DCF induces mitochondrial membrane depolarization and mitochondrial ROS production in TE11 and KYSE150 cells. TE11 or KYSE150 cells were treated with for 48 h with 200 or 400 µM DCF, respectively. (a–d) Flow cytometry assessed mitochondrial membrane potential using MitoTracker Deep Red (membrane potential sensitive dye) and MitoTracker Green (membrane potential insensitive dye).

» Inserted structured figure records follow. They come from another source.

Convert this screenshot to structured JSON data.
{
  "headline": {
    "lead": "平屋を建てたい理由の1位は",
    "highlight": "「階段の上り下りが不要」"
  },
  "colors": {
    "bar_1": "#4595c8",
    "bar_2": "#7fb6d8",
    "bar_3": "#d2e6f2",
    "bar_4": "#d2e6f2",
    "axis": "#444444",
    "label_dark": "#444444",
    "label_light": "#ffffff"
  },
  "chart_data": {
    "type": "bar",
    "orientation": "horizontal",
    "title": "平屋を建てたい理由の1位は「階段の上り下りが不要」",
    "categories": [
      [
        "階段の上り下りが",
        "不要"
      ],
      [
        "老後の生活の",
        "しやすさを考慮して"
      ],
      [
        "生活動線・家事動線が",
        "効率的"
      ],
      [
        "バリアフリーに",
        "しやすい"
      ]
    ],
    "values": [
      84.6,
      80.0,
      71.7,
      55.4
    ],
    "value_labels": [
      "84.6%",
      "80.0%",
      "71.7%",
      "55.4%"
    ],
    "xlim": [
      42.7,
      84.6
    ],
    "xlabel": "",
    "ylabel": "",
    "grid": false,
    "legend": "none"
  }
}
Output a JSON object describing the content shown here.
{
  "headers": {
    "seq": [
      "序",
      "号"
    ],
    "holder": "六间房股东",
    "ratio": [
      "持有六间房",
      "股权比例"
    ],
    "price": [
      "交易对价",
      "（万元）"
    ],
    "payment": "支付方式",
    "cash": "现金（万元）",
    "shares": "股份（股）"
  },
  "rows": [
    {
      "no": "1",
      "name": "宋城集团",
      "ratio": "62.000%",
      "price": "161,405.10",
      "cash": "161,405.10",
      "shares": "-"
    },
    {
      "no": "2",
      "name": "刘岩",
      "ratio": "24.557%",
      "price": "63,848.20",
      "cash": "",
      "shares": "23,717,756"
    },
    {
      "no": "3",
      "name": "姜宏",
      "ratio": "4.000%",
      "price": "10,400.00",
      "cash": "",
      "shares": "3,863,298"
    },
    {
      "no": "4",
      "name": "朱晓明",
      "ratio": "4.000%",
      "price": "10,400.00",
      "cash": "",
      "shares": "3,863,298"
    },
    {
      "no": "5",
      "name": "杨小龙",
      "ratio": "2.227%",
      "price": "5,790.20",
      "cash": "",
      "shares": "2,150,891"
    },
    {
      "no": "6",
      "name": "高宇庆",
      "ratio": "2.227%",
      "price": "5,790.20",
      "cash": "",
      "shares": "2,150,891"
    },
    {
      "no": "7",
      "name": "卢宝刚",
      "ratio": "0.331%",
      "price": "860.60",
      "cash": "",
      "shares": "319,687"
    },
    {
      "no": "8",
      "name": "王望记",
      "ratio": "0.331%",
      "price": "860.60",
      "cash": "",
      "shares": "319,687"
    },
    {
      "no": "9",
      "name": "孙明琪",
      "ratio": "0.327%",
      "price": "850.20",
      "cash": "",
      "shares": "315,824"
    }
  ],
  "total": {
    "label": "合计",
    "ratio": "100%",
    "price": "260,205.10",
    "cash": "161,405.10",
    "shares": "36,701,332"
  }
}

Representative dot plot with gate indicating depolarized mitochondria in (a, c) and bar diagram summarizing data from three independent experiments in (b, d). (e–h) Flow cytometry assessed mitochondrial superoxide using MitoSOX. Representative dot plot with gate indicating MitoSOX-high fraction in (e, g) and bar diagram summarizing data from three independent experiments in (f, h). (i) RNA level of indicated antioxidant genes was evaluated in TE11 cells by qPCR relative to vehicle-treated control cells. upon treatment with DCF. (j) Prior to addition of DCF, TE11 cells were pretreated the ROS scavenger MitoTempo for 24 h cells. Data in (b, d, f, h, i) shown as mean ± SD relative to vehicle-treated cells; *P < 0.05; **P < 0.01; *** P < 0.005; ****P< 0.001 by t-test; n = 3. Data in (j) shown as mean ± SD; ***P < 0.005 by ANOVA with Tukey’s post hoc test; n = 3.